4.7. Biologic Assay for Anti-Neuroinflammatory Activity

Culturing procedure and media composition for culturing of the mouse microglial BV-2 cell line was performed as described in our previous report [30]. The cells were pretreated with a concentration of compounds or vehicle (DMSO) for 15 min and then stimulated with LPS for 24 h.
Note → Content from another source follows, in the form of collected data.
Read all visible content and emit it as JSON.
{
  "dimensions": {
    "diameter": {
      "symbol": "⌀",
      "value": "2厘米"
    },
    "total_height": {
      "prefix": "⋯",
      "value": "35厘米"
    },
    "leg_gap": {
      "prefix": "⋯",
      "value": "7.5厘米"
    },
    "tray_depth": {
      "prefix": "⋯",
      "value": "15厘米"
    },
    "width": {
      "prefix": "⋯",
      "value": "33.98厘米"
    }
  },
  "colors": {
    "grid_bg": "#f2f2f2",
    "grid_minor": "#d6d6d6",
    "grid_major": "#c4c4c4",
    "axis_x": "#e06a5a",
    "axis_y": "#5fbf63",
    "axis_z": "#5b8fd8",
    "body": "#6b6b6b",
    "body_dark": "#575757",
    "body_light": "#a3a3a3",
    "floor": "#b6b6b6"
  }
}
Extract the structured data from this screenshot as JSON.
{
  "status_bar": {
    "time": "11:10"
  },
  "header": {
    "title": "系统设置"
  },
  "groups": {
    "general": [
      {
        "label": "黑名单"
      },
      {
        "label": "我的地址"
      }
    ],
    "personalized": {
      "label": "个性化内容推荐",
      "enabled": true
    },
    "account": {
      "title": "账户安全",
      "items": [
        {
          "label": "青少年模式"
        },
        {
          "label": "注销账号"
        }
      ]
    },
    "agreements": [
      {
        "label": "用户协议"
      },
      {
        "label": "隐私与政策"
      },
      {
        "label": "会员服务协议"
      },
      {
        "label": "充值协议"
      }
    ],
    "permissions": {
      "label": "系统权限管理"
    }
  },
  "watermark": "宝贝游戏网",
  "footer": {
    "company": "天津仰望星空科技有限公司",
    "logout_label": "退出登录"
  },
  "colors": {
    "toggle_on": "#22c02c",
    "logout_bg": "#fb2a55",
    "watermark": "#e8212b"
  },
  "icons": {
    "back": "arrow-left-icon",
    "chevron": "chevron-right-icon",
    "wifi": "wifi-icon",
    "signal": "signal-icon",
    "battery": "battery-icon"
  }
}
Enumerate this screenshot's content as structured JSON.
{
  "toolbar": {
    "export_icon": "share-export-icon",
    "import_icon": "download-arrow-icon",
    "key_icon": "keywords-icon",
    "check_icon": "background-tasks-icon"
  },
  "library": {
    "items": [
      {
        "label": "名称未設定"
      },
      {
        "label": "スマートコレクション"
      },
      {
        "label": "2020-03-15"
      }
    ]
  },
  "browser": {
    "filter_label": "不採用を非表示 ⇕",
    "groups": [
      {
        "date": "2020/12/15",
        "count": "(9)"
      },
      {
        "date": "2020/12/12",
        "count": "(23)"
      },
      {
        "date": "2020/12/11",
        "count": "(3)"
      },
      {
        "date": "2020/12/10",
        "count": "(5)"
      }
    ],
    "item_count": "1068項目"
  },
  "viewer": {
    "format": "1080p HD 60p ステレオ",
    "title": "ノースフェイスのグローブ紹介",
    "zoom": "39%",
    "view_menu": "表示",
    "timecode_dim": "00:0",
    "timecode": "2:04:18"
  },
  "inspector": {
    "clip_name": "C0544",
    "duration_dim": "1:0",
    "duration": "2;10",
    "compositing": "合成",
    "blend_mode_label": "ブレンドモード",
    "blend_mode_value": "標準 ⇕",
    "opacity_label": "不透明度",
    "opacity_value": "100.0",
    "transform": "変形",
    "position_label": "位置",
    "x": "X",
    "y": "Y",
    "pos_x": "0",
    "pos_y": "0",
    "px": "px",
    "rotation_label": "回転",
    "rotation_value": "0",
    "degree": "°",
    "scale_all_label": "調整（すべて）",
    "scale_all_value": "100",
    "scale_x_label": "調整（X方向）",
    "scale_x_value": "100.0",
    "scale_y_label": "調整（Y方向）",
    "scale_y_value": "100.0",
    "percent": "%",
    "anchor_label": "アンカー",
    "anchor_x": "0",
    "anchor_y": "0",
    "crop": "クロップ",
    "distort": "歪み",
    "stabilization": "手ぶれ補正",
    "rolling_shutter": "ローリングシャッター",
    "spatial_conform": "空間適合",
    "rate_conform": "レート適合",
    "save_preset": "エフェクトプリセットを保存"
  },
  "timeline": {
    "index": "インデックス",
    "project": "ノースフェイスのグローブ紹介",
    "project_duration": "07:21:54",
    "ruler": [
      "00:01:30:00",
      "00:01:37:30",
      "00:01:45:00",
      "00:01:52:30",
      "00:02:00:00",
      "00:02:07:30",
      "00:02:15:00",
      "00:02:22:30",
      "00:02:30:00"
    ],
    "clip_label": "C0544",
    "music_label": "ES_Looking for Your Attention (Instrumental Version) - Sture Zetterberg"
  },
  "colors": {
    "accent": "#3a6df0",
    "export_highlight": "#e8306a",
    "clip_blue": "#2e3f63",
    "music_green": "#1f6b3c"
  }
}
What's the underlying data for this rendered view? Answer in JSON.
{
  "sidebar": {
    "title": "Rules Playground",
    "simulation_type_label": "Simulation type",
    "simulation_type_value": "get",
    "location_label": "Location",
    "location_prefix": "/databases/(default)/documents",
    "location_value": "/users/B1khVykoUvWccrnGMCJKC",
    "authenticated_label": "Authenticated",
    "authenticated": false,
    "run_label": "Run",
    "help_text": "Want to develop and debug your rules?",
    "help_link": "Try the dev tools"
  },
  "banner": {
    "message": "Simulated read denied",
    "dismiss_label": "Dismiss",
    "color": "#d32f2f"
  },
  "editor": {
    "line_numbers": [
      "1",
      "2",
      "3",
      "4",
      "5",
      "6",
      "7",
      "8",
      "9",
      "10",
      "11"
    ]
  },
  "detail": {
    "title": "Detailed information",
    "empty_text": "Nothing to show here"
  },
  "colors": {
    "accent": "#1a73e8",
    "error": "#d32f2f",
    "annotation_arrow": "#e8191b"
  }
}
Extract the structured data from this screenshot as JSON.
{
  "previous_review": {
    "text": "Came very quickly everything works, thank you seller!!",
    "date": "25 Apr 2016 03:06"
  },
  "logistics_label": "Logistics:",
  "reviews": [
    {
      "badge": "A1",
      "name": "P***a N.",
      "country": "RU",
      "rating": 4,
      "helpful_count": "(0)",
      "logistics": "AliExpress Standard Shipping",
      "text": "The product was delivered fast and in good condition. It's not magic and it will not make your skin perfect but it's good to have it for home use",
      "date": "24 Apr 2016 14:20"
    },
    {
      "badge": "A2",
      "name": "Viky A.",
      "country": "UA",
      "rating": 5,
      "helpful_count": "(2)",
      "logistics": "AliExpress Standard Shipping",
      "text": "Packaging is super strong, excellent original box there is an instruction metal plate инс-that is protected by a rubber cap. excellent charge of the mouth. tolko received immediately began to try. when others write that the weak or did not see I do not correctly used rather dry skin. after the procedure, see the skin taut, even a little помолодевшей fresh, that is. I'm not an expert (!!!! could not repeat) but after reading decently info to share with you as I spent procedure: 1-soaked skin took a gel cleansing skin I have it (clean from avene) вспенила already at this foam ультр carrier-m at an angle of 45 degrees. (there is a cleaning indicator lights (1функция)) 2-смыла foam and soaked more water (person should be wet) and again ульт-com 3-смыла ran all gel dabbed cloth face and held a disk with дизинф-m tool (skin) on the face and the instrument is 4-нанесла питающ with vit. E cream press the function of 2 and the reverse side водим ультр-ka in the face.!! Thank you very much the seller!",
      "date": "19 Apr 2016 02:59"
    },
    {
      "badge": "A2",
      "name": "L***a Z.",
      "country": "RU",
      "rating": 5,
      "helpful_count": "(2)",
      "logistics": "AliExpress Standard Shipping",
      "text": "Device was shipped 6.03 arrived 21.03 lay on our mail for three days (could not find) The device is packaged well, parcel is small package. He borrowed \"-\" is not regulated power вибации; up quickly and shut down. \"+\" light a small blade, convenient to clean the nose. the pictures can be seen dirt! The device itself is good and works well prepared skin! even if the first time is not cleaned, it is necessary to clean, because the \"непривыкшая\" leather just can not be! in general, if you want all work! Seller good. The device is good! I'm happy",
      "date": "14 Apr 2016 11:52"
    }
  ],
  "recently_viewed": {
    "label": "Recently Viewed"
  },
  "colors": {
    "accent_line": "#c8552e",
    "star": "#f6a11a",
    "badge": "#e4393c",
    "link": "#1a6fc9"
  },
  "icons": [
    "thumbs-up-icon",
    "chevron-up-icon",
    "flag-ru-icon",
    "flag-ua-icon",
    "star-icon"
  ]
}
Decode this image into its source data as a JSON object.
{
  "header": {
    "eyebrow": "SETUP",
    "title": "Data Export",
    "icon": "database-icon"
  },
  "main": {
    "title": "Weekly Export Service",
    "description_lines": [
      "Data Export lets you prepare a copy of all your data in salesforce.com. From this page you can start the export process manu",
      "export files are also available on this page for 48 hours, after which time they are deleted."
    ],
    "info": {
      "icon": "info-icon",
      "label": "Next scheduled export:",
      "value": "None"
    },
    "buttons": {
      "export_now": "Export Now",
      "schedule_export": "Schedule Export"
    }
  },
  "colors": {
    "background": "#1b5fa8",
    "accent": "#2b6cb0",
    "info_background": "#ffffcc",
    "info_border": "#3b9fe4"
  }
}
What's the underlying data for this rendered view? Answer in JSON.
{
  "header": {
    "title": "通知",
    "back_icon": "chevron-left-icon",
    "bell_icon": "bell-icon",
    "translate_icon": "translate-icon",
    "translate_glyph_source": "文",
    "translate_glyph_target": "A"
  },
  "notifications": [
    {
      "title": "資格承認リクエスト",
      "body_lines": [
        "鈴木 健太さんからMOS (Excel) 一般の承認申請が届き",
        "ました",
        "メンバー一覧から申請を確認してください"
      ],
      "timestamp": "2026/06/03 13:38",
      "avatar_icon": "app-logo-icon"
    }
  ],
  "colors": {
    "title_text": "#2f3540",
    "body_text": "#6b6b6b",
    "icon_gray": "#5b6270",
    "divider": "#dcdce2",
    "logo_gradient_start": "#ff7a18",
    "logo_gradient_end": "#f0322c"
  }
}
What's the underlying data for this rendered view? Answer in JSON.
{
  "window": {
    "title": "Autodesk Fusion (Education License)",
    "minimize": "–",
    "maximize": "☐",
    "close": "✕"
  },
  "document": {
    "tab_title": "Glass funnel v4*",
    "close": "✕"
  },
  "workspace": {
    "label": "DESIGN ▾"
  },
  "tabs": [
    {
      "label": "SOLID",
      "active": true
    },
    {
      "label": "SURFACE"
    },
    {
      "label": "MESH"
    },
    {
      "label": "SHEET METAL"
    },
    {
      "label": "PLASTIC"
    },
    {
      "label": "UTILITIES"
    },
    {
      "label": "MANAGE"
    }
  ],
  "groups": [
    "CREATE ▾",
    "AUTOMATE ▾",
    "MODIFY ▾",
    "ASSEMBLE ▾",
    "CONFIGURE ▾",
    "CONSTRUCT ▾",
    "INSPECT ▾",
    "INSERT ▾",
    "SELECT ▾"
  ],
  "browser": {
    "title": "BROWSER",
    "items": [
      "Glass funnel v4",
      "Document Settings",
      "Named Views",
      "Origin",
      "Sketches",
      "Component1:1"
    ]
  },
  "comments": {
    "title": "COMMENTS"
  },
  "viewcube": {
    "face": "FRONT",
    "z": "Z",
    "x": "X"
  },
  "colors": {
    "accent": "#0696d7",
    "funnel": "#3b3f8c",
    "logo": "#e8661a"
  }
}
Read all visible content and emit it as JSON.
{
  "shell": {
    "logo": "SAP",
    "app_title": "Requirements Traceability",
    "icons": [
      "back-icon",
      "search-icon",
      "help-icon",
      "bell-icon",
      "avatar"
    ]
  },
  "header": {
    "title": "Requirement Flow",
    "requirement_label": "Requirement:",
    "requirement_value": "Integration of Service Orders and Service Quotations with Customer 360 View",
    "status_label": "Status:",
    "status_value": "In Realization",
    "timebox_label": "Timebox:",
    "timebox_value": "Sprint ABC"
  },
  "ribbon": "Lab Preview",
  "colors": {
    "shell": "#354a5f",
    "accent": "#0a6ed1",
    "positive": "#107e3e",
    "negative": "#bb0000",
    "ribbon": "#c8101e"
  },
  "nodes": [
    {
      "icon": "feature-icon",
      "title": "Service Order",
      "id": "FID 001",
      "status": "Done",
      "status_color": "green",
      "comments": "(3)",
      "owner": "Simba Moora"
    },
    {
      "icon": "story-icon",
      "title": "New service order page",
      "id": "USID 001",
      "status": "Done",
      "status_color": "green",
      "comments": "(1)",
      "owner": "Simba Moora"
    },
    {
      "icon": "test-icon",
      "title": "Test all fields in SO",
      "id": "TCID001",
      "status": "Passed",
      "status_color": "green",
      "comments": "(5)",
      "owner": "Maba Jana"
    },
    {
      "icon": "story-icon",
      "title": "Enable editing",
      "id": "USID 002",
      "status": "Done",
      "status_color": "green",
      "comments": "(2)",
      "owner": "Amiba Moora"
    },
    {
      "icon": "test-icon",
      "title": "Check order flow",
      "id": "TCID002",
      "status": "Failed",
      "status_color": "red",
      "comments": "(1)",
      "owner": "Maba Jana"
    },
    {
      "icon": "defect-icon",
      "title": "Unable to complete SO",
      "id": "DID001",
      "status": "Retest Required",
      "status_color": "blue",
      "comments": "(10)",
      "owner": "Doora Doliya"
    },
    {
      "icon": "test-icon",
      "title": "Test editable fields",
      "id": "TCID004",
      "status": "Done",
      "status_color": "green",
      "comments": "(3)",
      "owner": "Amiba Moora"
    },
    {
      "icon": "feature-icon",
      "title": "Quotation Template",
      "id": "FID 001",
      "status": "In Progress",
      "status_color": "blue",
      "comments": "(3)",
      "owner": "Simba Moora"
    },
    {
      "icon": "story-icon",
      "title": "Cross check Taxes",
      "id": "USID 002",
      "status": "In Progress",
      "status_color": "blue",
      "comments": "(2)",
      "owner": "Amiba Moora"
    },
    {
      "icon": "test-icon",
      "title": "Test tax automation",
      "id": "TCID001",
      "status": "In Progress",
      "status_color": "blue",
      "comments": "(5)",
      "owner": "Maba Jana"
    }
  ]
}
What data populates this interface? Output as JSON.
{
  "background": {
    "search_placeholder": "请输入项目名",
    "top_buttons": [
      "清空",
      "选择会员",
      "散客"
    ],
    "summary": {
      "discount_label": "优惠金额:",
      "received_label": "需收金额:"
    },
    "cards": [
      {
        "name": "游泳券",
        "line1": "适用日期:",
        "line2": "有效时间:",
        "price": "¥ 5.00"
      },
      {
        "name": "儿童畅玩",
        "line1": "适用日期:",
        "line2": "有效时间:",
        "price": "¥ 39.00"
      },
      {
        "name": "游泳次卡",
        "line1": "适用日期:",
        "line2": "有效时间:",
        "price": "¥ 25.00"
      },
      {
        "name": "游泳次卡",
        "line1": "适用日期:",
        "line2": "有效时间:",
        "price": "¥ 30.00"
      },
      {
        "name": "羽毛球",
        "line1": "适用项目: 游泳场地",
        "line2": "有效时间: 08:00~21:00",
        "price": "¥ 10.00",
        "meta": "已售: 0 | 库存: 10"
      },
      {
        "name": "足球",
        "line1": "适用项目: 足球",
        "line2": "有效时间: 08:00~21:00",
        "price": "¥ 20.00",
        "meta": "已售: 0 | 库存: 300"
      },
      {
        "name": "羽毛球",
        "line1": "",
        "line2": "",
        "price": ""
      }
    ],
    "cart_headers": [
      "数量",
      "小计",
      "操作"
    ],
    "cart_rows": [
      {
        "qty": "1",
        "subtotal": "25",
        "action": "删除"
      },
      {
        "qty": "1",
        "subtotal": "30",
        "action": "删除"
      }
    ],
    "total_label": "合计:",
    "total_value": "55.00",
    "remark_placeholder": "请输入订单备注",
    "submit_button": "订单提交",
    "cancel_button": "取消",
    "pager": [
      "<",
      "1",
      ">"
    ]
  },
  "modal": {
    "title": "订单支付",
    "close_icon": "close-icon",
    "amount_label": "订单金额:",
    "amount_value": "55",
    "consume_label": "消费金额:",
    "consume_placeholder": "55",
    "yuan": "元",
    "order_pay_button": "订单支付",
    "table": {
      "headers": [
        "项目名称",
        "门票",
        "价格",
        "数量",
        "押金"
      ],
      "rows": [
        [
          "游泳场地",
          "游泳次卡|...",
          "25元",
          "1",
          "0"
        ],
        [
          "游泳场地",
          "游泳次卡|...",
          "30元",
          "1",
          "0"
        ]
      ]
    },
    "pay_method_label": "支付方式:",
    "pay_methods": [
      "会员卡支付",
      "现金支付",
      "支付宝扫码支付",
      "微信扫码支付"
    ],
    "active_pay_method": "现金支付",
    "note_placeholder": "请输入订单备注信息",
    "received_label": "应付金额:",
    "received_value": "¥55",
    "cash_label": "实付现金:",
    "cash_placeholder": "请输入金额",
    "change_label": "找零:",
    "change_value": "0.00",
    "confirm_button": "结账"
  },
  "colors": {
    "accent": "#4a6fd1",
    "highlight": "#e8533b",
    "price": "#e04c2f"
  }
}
Cellular viability of BV-2 cells treated for the 24 h with compounds was measured by a colorimetric assay of MTT reduction [31]. The levels of nitrite were measured at 550 nm using a microplate reader (MRX) for evaluation of nitric oxide production as we have previously described [32]. Sodium nitrite was used as a standard, and curcumin was used as the positive control.

5. Conclusions

In this report, eight trichothecenes, including four new trichothecenes 1–4 and four known compounds 5–8, along with one known cyclonerane, 9, were isolated from the marine algae M. rosea-derived fungus T. brecicompactum NTU439. Functional characterization of all the isolates was evaluated by cytotoxic activity against three cancer cell lines (HCT-116, PC-3, and SK-Hep-1), inhibition of LPS-induced NO production, and inhibition of gelatinolysis by MMP-9. Of the compounds identified, trichoderminol (5), trichodermarin E (7), and trichodermol (8) exhibited promising cytotoxicity against three cancer cell lines and inhibition of both MMP-9 gelatinolysis and LPS-induced NO production.